Mobile phones, tablets, PCs, TVs, and gaming consoles — because of these, gaming has never before been so accessible. With almost 3 billion gamers worldwide, the gaming industry is projected to bring in over $250 billion by 2025. Such a lucrative industry is bound to attract scores of new Game Developers intent on getting a piece of this rapidly expanding market.
If you're considering a career in game development, there's good news. As the industry grows, reports show that openings for Game Developers have increased by over 5%, and demand is expected to rise by over 2% annually, representing over 30,000 new jobs within a decade.
To help you decide if game development is right for you, we'll explore a Game Developer's role, responsibilities, and required skills in the paragraphs below.
What is a Game Developer?
A Game Developer does more than just the coding or programming required to create a game. They create the initial concepts and design new games, and then they develop, test, and maintain the games they release. They may do this as a freelance developer or as part of a design and production team.
Game Developer responsibilities
Since a Game Developer is involved in more than just the technical side of game development, they may assume various mantles at different creation, design, and production phases. Depending on whether they work alone or as part of a team, they may take an active role in any or all of the following phases.
In this phase, a Game Developer or Designer comes up with the initial concepts and storyline for a new game. They also devise the framework of the game, whether it be a puzzle to solve, a series of obstacles to overcome, or enemies to defeat.

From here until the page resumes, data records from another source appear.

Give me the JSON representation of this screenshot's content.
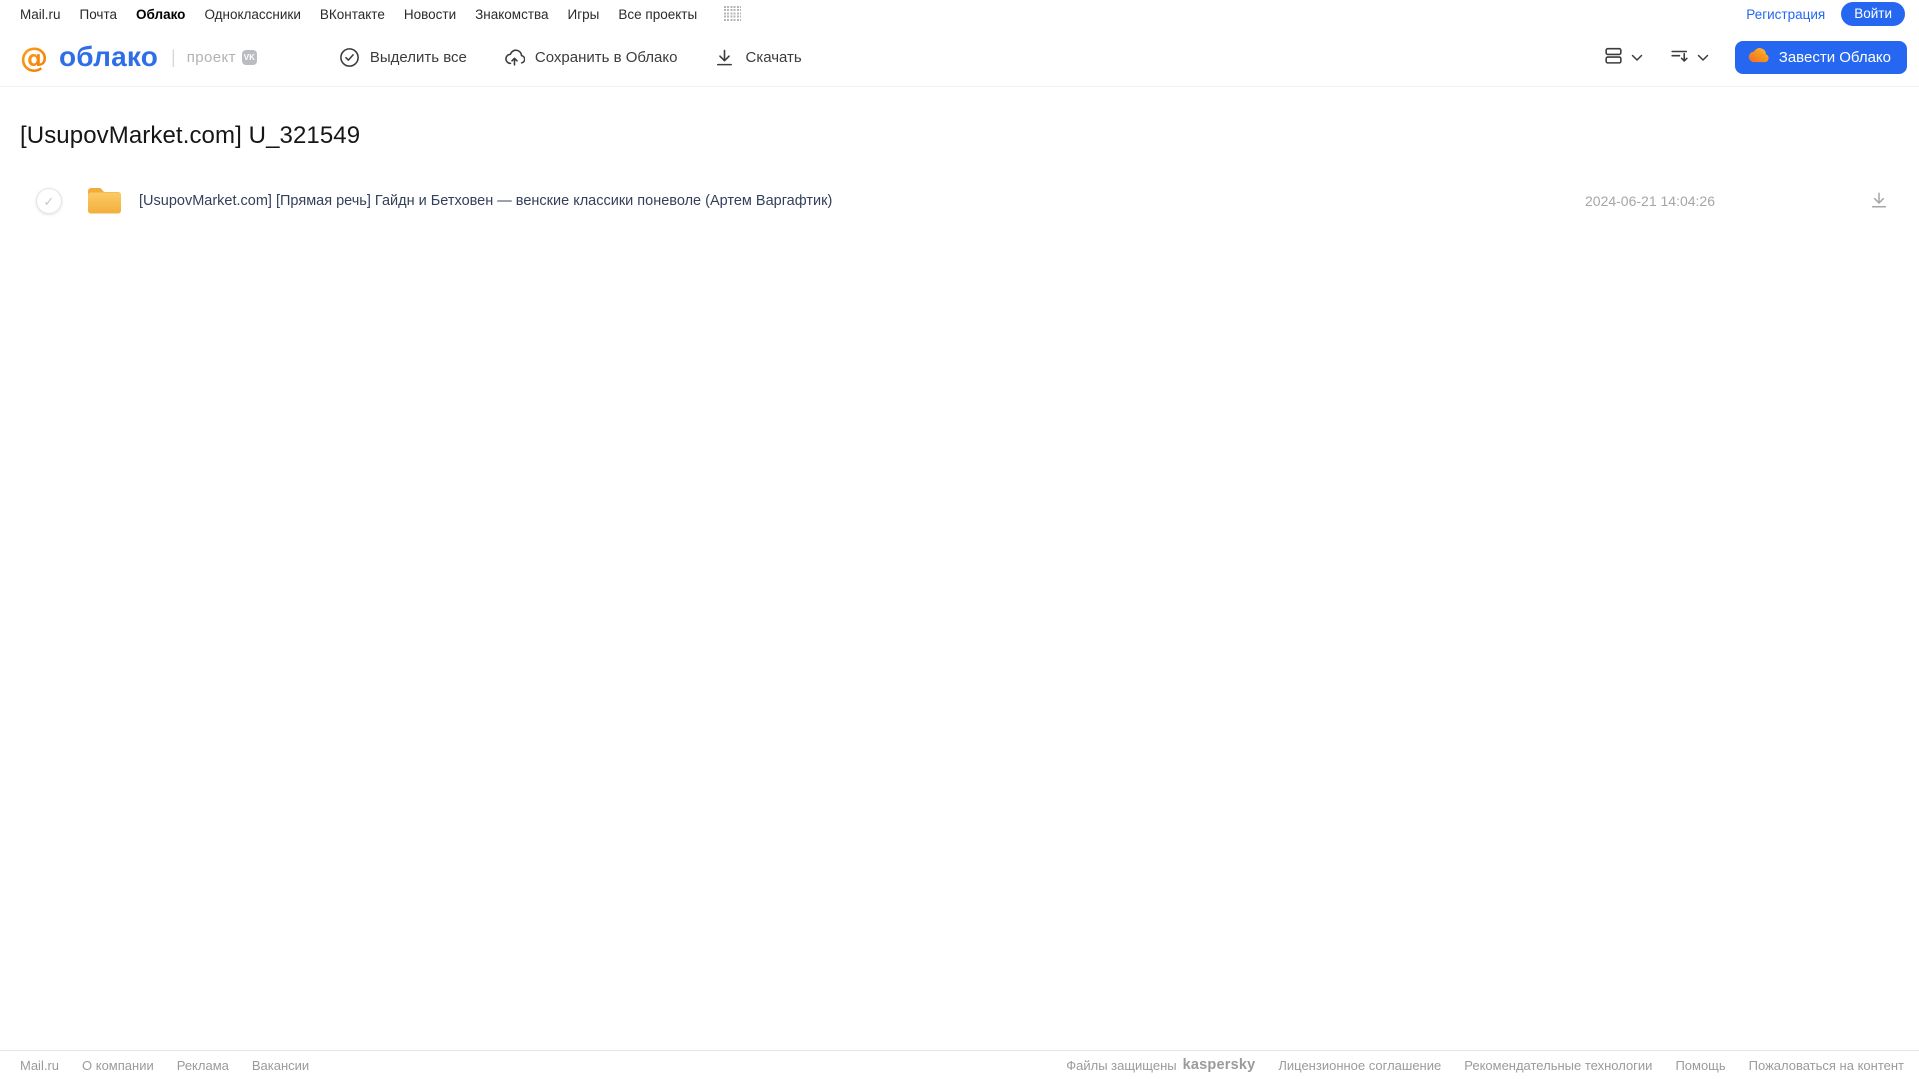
{
  "topnav": {
    "items": [
      "Mail.ru",
      "Почта",
      "Облако",
      "Одноклассники",
      "ВКонтакте",
      "Новости",
      "Знакомства",
      "Игры",
      "Все проекты"
    ],
    "register_label": "Регистрация",
    "login_label": "Войти"
  },
  "header": {
    "logo_text": "облако",
    "project_label": "проект",
    "vk_badge": "VK",
    "toolbar": {
      "select_all_label": "Выделить все",
      "save_label": "Сохранить в Облако",
      "download_label": "Скачать"
    },
    "cta_label": "Завести Облако"
  },
  "main": {
    "title": "[UsupovMarket.com] U_321549",
    "files": [
      {
        "type": "folder",
        "name": "[UsupovMarket.com] [Прямая речь] Гайдн и Бетховен — венские классики поневоле (Артем Варгафтик)",
        "date": "2024-06-21 14:04:26"
      }
    ]
  },
  "footer": {
    "left_links": [
      "Mail.ru",
      "О компании",
      "Реклама",
      "Вакансии"
    ],
    "protected_label": "Файлы защищены",
    "kaspersky_label": "kaspersky",
    "right_links": [
      "Лицензионное соглашение",
      "Рекомендательные технологии",
      "Помощь",
      "Пожаловаться на контент"
    ]
  },
  "colors": {
    "accent_blue": "#2567F0",
    "logo_orange": "#F89A1C",
    "folder_yellow": "#F7BA4D",
    "kaspersky_green": "#00A88E"
  }
}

The mood (or "feel") of the game, target audience, and market strategy are also established during this process, so there's a clear purpose and intent as development continues.
Game Developers create characters, objects, and environments in this stage using the concepts and storyline established during the design phase. The chosen colors and look of the game reflect the mood and feel chosen by the designer(s), and the graphics create an animated world where the game takes place.
Sound effects and music boost the mood and enhance immersion for users. Any audio tracks and dialogue that support the storyline must be created and recorded.
In this phase, Game Developers translate the concepts above into language a computer can understand. Various coding languages may be employed to solve problems, fine-tune performance, and mesh graphics and sound with the created environment.
Game Developer requirements
Some sources say you need a degree for a career as a Game Developer, but that's not always the case. Many Game Developers don't have a degree at all.
What's most important is creativity, imagination, and knowledge of the fundamentals of game development. Remember that experience, a robust portfolio, and an attractive resume may go a lot further than a degree.
Besides your creativity and imagination, what skills will you need to acquire to become a Game Developer?
- Math, physics, and problem-solving. A strong background in math and physics will help you translate your creative ideas into gaming experiences. Many potential employers conduct interviews to establish more than just coding experience. They want to see your problem-solving skills too.
- Good communication and documentation skills. Whether you're pitching your own game as a freelancer or working as part of a team, good communication and documentation may make or break any potential deal or strategy.
- Knowledge of one or more gaming engines. Gaming engines are the framework used for building games. They're also referred to as the "game framework" or "game architecture." Some commonly used examples are Unity and Unreal.
What else will you need to become a Game Developer?
Ready to become a Game Developer? There's a lot you can do to establish yourself in the industry and make this lucrative career choice a reality, such as:
- Cultivate your creativity and imagination. Gamers are always looking for something new and exciting, so develop your story-telling abilities, stimulate your imagination, and get the creative juices flowing.
- Build your portfolio. Use the games you make in your training to build a portfolio, and if you need a little help, check out our Career Center.
- Create an attractive resume. Once you've got some experience under your belt, create an attractive resume that highlights your skills and experience to prospective employers and clients.
- Take an entry-level position. Everyone has to start somewhere. Even as you further your training and education, accept an entry-level position to gain experience and establish yourself in the industry.